For most people under the age of 30, their first major experience with AR was in the form of the mobile game ‘Pokémon Go’, which was released in the second half of 2016. The game allowed players to capture Pokémon by utilizing their actual real-world environment. By using an ordinary smartphone screen and camera players could throw virtual pokéballs at Pokémon, superimposed in their environment. The superimposed Pokémon would appear at designated points on the user’s map as well as at random locations at different times of the day. The world map of the game was essentially the map of a user’s respective neighborhood and progress in the game could only be made by physically walking to areas where Pokémon spawned.

The game had a tremendous impact on players of all ages and was an inextricable part of the world pop culture for the better part of a month. While interest over time eventually faded as its novelty diminished, Pokémon Go was a microcosm of the immersive potential that AR could have in the not so distant future.

AR is popular at this moment in time because it combines the familiarity of the actual environment and enhances it by making alterations that are either aesthetic or useful. Unlike VR which is entirely artificial, AR exists somewhere in the middle and offers artificial enhancement along with a safety blanket of an organic environment.

The future potential uses of AR are limitless. Everything from defense to business to the world of art, music, and culture can make use of AR innovations in some way, shape, or form. The sharing of vital pieces is exponentially expedited and hence able to reach a far wider audience than ever before. The interactive nature of this could further reduce the need for physical paper.
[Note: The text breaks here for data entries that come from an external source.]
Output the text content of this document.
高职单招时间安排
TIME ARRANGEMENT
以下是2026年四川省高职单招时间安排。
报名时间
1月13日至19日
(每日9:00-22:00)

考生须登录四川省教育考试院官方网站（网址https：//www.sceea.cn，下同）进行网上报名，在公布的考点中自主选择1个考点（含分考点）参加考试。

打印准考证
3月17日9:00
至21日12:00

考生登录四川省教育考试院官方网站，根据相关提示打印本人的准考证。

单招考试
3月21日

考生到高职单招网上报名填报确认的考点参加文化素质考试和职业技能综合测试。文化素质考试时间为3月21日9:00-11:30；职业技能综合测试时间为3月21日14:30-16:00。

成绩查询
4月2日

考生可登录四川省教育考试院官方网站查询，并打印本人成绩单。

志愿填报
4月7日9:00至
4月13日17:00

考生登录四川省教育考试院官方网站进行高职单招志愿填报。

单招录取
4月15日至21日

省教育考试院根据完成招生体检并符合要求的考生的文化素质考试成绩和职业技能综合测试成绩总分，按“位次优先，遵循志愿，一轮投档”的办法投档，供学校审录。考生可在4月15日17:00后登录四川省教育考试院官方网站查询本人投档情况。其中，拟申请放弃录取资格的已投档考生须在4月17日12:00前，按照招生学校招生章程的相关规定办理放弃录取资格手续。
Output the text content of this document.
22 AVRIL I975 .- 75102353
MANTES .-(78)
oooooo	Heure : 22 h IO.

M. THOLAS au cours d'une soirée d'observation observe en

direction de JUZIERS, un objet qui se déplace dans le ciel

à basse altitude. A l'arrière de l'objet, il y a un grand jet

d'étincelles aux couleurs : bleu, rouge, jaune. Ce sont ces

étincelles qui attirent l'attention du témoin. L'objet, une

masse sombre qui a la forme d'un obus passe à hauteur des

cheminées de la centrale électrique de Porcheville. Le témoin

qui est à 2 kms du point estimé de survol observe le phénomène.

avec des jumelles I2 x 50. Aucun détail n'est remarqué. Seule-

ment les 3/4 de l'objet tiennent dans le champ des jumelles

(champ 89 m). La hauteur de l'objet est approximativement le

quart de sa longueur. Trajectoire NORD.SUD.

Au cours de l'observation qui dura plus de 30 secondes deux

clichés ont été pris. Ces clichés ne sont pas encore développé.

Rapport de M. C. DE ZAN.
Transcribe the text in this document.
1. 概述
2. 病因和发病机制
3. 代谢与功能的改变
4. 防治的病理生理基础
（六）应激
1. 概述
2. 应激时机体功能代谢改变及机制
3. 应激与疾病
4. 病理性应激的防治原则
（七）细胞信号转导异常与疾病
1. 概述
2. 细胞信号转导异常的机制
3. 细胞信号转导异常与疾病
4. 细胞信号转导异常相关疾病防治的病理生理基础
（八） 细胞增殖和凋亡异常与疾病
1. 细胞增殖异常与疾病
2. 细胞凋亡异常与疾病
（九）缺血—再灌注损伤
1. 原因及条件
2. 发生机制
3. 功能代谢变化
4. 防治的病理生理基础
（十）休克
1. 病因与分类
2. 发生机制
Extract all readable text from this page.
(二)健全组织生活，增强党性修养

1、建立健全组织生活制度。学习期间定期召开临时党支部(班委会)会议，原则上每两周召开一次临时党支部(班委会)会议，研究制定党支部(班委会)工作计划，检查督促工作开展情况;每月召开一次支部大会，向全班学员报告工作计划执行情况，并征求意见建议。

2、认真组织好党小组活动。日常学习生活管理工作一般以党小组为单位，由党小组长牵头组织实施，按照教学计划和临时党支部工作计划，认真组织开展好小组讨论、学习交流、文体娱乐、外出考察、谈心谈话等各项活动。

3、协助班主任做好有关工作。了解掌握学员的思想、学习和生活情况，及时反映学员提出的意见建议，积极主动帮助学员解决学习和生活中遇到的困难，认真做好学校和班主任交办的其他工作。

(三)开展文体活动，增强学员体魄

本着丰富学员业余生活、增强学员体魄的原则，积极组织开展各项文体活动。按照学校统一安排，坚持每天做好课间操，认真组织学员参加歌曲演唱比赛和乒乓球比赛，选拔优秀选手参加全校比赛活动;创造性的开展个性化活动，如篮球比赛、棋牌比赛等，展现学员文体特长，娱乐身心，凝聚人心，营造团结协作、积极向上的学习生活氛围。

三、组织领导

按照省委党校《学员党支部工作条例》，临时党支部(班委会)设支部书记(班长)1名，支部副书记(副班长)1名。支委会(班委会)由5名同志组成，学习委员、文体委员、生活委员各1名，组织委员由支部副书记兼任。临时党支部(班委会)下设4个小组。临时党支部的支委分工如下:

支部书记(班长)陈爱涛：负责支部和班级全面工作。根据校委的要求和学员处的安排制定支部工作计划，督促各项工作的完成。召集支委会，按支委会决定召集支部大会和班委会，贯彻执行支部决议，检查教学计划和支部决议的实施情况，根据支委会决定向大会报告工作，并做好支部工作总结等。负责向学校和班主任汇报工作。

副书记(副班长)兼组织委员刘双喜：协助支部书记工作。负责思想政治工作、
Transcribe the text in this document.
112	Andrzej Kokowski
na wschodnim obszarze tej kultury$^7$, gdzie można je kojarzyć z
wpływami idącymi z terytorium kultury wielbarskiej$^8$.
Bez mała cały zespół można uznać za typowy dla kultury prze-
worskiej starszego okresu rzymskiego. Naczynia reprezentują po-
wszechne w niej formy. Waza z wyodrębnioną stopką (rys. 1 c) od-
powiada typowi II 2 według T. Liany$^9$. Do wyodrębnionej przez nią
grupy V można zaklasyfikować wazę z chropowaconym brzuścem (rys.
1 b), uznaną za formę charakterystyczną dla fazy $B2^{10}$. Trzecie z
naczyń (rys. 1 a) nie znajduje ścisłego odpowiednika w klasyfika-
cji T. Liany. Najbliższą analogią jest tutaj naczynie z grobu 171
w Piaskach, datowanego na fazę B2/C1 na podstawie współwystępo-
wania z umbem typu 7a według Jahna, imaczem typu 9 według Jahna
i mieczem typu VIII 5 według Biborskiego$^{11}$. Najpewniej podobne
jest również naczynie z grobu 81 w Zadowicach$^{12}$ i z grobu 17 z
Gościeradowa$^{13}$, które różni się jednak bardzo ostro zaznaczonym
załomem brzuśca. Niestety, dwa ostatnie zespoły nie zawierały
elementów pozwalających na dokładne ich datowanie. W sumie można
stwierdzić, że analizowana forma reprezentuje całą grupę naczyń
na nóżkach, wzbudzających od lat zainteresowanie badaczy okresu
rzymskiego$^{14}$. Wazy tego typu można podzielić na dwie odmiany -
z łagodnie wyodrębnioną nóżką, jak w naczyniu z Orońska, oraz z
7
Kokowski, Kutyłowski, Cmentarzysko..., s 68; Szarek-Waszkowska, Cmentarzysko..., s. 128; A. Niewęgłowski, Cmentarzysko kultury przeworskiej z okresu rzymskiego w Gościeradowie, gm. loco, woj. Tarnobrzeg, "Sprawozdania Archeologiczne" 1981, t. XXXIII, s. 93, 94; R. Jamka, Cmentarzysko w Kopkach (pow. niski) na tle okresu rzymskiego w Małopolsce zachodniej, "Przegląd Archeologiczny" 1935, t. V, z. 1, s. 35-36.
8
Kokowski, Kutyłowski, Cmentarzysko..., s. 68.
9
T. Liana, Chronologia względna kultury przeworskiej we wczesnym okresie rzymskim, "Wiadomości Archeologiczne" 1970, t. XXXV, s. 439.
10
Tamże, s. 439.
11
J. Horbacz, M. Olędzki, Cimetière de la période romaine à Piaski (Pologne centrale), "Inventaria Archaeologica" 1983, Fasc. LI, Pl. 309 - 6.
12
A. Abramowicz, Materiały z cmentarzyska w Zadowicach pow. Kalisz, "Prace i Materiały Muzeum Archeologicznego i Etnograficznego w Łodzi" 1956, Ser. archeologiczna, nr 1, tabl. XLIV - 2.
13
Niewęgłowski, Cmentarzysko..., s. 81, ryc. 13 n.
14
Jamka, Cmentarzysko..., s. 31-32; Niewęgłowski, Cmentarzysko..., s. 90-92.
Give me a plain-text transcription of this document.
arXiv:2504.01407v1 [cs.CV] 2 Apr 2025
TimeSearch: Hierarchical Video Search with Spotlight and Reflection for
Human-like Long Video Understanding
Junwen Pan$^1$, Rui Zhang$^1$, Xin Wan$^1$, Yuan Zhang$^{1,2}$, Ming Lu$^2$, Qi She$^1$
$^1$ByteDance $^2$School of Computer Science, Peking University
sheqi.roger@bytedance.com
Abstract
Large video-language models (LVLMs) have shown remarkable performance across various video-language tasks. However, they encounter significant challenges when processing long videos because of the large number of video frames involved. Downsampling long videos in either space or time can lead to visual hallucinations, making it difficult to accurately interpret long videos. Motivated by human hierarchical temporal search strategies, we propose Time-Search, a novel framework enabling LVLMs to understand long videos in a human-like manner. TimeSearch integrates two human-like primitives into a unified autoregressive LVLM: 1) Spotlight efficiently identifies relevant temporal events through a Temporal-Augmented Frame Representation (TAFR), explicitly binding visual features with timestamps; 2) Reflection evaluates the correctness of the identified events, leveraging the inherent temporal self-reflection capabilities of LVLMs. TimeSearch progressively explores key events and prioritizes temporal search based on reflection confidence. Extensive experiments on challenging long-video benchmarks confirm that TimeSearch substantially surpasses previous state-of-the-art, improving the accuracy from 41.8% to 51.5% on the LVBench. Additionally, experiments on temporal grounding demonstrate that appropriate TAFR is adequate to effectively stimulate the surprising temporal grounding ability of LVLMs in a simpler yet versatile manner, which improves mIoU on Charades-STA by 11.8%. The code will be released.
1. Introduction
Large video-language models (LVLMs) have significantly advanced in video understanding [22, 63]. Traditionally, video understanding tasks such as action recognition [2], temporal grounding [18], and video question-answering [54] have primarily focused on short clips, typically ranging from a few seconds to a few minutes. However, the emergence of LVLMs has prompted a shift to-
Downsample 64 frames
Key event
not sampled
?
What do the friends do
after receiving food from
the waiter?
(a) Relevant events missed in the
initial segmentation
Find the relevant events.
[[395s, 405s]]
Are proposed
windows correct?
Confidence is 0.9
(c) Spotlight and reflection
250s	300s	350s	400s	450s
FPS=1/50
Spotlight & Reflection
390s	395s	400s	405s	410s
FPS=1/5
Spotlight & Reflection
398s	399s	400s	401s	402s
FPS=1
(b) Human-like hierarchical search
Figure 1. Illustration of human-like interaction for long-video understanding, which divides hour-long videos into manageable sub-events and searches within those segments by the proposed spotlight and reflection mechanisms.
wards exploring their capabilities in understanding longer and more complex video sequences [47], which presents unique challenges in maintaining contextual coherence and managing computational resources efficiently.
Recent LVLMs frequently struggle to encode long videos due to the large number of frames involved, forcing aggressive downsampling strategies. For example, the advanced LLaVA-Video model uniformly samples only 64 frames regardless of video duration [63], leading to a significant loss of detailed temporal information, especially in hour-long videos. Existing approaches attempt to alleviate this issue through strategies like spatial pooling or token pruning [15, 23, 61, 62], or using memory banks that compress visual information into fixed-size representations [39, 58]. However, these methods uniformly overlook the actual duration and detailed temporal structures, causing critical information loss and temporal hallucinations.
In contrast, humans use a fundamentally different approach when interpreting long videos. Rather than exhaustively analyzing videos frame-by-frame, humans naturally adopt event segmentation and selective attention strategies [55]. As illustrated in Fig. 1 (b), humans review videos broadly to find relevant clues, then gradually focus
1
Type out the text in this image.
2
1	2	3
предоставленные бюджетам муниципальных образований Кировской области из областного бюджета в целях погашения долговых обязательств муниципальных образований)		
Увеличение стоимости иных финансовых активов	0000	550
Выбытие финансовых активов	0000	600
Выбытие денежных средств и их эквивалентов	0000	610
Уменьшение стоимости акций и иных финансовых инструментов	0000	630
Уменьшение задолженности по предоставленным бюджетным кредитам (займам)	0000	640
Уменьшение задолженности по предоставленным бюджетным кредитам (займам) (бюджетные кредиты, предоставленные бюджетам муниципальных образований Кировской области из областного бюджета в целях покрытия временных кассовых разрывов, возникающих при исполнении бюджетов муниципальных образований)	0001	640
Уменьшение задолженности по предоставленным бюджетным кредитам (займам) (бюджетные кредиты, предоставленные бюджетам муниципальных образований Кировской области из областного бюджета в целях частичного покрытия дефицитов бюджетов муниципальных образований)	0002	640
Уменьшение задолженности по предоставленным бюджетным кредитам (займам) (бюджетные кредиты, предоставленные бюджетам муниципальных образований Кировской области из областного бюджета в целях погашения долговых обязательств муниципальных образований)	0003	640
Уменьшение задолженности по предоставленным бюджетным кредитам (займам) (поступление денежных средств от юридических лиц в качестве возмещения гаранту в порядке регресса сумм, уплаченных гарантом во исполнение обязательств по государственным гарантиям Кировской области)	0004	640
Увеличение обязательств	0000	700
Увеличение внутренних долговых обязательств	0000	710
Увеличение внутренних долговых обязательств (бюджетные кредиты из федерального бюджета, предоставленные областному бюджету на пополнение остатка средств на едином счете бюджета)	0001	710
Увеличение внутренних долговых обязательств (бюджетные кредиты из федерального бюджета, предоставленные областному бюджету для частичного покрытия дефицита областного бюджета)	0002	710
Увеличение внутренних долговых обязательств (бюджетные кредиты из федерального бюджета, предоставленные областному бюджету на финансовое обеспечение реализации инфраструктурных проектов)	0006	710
Utilizing AR technology in combination with existing HUD (Head Up Display) technology could also change the way we interact with screens for years to come, by allowing an unprecedented level control.

To conclude, I’ll say that while the future looks bright for AR, it’s absolutely essential for it to be developed to its full potential before it’s unleashed in our day to day consumer products. Lest it be seen as yet another gimmick by an impatient world whose attention span appears to be getting lower and lower.